Don't assume a general news journalist on a deadline to drop a quick non-important article would understand fully between the API access of OpenAI, and ChatGPT itself.
wait... so you can't use openai models for educational content? so they can kick out any competi.. ehm company they don't like as this list is quite... extensive?
I think it's simpler than that, and they're just trying to avoid liability.
With all of their claims about how GPT can pass the legal/medical bar etc. I wouldn't be surprised if they're eventually held accountable for some of the advice their model gives out.
This way, they're covered. Similarly, Epic could still build that feature, but they'd have to add a disclaimer like "AI generated, this does not constitute legal advice, consult a professional if needed".
And this seems actually wildly reasonable. It’s actually pretty scammy to take people’s money (or whatever your business model is) for legal or medical advice just to give them whatever AI shits out. If I wanted ChatGPT’s opinion (as I actually often do) I’d just ask ChatGPT for free or nearly-free. Anyone repackaging ChatGPT’s output as fit for a specialized purpose is scamming their customers.
What if Chat GPT is used as a "power tool" for actual legal / medical professionals?
E.G. Here's the set of documents uploaded by the customer. Here are my most important highlights (notice that document #68 is an official letter from last year informing the person that form 68d doesn't need to be filled in their specific situation). Here are my takeaways. Here's my recommendation. Apporve or change?
Indeed. Similarly, I like now having ChatGPT as the absolute lowest bar of service I’m willing to accept. If you aren’t a better therapist, lawyer or programmer than it then why would I think about paying you.

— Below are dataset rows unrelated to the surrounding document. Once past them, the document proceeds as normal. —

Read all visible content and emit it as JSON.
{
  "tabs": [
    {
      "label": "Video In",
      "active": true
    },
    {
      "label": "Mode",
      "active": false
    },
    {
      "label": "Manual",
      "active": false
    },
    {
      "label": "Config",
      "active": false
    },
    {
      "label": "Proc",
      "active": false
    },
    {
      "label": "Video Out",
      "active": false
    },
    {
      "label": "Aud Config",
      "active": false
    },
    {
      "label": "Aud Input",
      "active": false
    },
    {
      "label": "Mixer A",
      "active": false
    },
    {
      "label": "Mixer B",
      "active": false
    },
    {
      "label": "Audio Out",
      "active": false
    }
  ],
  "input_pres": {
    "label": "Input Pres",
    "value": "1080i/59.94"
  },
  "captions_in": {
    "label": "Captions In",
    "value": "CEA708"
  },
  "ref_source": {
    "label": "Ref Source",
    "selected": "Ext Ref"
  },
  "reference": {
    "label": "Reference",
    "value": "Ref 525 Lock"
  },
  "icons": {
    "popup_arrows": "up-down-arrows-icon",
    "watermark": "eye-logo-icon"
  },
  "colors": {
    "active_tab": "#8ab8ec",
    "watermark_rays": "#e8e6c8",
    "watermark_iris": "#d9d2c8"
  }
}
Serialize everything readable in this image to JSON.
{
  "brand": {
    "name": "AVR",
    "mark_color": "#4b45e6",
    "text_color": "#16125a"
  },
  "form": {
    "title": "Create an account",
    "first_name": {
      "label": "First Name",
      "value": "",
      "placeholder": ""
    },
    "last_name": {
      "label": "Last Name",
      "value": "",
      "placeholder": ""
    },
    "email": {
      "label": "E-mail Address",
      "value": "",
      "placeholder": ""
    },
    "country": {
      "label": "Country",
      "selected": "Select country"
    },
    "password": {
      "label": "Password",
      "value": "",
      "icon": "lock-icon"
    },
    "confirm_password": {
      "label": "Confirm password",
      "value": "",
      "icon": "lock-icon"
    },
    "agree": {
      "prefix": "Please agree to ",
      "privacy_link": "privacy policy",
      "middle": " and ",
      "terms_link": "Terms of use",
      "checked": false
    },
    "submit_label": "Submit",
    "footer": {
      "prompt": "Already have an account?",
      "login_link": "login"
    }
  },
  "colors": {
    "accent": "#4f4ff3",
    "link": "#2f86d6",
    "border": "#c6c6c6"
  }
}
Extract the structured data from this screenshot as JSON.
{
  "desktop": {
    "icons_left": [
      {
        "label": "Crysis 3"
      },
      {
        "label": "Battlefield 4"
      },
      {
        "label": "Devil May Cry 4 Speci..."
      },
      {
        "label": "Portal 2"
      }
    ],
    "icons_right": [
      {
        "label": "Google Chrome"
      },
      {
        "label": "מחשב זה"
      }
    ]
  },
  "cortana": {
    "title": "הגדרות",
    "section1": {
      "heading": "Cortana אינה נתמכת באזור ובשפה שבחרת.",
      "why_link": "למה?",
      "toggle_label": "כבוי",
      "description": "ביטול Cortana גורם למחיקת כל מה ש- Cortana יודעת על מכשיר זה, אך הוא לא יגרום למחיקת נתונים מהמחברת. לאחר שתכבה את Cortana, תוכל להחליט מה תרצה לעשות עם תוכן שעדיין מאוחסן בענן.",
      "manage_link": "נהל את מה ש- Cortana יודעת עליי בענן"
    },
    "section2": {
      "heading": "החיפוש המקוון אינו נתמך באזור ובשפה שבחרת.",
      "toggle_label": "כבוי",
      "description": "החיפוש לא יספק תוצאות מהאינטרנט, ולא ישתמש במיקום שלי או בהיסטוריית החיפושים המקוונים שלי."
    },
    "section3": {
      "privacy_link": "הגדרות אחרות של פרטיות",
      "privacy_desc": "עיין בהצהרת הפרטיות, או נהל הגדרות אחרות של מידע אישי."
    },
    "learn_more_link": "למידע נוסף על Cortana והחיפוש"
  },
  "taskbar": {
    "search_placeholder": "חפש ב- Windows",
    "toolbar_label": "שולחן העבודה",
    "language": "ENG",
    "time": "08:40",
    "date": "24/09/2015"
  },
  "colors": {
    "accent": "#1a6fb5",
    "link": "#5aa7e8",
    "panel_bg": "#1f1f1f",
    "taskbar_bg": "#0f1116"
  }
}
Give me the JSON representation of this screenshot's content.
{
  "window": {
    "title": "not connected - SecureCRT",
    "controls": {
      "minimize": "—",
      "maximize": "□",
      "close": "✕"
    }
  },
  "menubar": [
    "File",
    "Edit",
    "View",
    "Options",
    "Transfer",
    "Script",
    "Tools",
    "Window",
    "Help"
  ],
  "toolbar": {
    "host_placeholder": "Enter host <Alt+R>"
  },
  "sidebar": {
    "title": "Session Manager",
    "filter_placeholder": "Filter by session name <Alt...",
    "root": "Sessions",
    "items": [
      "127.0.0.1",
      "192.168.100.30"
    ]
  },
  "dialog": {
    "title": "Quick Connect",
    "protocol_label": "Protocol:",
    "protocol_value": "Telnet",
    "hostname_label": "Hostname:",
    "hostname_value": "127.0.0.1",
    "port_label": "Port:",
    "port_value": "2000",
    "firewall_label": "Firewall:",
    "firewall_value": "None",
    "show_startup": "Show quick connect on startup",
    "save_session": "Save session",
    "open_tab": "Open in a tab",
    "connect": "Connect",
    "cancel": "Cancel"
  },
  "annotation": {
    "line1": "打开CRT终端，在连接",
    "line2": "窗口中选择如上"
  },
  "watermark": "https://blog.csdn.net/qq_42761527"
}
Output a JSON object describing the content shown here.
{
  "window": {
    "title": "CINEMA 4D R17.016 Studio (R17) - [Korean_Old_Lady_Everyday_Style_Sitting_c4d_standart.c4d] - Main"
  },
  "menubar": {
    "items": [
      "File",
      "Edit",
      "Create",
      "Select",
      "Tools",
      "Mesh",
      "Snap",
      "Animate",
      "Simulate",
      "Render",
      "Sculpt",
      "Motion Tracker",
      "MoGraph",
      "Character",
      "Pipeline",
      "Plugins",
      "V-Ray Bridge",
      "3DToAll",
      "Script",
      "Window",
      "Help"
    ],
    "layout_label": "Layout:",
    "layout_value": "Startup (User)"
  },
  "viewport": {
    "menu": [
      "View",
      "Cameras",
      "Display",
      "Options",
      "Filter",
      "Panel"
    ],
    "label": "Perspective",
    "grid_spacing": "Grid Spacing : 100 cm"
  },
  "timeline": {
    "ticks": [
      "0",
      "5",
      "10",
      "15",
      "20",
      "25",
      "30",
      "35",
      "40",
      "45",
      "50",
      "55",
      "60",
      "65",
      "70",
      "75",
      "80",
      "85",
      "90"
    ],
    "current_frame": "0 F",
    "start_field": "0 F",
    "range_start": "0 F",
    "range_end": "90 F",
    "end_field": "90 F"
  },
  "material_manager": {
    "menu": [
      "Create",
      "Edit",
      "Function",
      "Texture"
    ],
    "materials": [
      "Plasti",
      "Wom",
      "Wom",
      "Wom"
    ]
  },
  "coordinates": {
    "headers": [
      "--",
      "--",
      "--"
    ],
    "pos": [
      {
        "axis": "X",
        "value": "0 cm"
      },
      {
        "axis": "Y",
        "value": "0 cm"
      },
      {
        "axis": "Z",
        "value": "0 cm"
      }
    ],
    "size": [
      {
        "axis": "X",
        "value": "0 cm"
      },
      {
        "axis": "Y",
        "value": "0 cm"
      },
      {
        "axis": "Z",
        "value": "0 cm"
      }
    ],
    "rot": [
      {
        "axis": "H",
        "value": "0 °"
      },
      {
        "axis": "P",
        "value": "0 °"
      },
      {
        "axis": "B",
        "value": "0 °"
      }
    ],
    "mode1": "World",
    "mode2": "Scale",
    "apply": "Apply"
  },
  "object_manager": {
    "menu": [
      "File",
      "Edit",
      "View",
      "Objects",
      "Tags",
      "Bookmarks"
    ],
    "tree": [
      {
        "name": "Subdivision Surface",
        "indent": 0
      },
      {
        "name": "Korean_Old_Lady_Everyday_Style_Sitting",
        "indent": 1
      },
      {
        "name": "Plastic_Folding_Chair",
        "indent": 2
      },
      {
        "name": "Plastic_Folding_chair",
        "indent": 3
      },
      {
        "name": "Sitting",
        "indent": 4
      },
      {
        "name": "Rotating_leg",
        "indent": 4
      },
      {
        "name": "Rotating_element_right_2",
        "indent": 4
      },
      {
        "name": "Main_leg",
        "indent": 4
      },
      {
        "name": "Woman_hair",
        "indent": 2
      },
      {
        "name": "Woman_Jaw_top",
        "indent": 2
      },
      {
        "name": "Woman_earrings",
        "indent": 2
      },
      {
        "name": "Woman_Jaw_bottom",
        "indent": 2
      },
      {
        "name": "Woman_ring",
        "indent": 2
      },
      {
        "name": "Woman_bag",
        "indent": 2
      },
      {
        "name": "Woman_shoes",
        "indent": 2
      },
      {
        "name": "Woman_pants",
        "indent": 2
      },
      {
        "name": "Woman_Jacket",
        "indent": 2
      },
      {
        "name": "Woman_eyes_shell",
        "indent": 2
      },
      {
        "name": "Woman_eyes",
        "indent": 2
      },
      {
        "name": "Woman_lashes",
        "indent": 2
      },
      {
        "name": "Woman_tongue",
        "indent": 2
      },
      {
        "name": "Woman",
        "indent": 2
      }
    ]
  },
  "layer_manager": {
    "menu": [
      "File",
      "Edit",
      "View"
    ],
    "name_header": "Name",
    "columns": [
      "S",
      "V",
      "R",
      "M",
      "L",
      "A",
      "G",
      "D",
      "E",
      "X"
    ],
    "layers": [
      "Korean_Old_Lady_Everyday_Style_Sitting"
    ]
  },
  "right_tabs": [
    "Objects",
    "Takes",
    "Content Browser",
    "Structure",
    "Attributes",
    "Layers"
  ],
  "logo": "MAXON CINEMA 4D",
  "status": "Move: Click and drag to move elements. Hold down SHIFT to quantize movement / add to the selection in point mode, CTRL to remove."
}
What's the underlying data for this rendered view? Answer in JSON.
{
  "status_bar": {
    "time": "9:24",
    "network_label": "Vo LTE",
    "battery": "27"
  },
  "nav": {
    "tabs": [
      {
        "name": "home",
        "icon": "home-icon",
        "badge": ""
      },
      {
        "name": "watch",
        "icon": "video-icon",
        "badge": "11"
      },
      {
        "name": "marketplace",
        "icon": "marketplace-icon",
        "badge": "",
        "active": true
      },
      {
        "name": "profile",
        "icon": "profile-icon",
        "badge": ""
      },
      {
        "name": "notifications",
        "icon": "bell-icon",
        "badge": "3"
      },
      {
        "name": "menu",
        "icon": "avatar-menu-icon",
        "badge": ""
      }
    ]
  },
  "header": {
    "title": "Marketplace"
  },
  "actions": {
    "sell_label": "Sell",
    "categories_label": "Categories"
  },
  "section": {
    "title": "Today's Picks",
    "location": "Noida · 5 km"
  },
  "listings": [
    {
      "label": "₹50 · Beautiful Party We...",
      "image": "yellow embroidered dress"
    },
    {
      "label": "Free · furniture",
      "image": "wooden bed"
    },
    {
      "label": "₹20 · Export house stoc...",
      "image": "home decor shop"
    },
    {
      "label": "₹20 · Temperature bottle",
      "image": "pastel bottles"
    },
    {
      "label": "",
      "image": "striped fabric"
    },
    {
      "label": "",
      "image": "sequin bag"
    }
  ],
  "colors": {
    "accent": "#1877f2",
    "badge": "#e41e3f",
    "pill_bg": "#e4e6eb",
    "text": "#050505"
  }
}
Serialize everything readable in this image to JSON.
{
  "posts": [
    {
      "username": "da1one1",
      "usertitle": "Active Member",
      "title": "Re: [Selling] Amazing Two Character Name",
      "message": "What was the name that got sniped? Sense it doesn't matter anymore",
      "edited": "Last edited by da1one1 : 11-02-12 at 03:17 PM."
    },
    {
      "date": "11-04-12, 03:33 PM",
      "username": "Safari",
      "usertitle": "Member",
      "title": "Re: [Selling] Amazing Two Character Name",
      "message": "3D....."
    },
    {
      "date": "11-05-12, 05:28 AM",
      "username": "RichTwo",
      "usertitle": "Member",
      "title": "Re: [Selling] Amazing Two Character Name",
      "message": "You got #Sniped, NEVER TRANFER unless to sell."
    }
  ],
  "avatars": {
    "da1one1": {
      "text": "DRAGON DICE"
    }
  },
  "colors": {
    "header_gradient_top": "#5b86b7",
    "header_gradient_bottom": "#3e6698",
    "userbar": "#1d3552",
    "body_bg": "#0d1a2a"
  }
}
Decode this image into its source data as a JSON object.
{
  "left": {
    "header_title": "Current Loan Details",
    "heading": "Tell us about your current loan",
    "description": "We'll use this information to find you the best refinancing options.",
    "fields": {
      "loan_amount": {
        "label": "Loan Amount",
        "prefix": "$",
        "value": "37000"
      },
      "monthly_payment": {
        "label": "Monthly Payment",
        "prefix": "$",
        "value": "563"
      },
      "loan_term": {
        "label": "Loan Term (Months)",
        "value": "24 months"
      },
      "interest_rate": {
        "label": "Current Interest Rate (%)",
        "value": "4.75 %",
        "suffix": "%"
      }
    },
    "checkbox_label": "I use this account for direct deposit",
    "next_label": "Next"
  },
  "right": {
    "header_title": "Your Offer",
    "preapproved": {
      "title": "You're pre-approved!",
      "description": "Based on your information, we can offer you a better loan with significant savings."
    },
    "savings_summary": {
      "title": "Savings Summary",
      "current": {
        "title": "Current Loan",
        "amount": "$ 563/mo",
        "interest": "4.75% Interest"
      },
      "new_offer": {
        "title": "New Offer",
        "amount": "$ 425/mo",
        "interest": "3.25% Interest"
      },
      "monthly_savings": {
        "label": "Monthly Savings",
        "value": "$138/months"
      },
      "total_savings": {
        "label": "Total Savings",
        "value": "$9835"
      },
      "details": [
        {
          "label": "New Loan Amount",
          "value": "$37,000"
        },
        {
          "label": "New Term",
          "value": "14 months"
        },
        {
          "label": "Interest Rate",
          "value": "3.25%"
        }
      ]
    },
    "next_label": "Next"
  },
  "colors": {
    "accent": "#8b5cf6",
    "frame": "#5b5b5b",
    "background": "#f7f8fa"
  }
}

I have seen more than once people using ChatGPT as a psychologist and psychiatrist and self diagnosing mental illnesses. It would be hilarious if it was not so disasterous. People with real questions get roped in by an enthusiastically confirming sycophantic model that will never question or push back, just confirm and lead on.
Tbh, and I usually do not like this way of thought, but these are lawsuits waiting to happen.
> I have seen more than once people using ChatGPT as a psychologist and psychiatrist and self diagnosing mental illnesses.
I'm working with a company that writes AI tools for mental health professionals. The output of the models _never_ goes to the patient.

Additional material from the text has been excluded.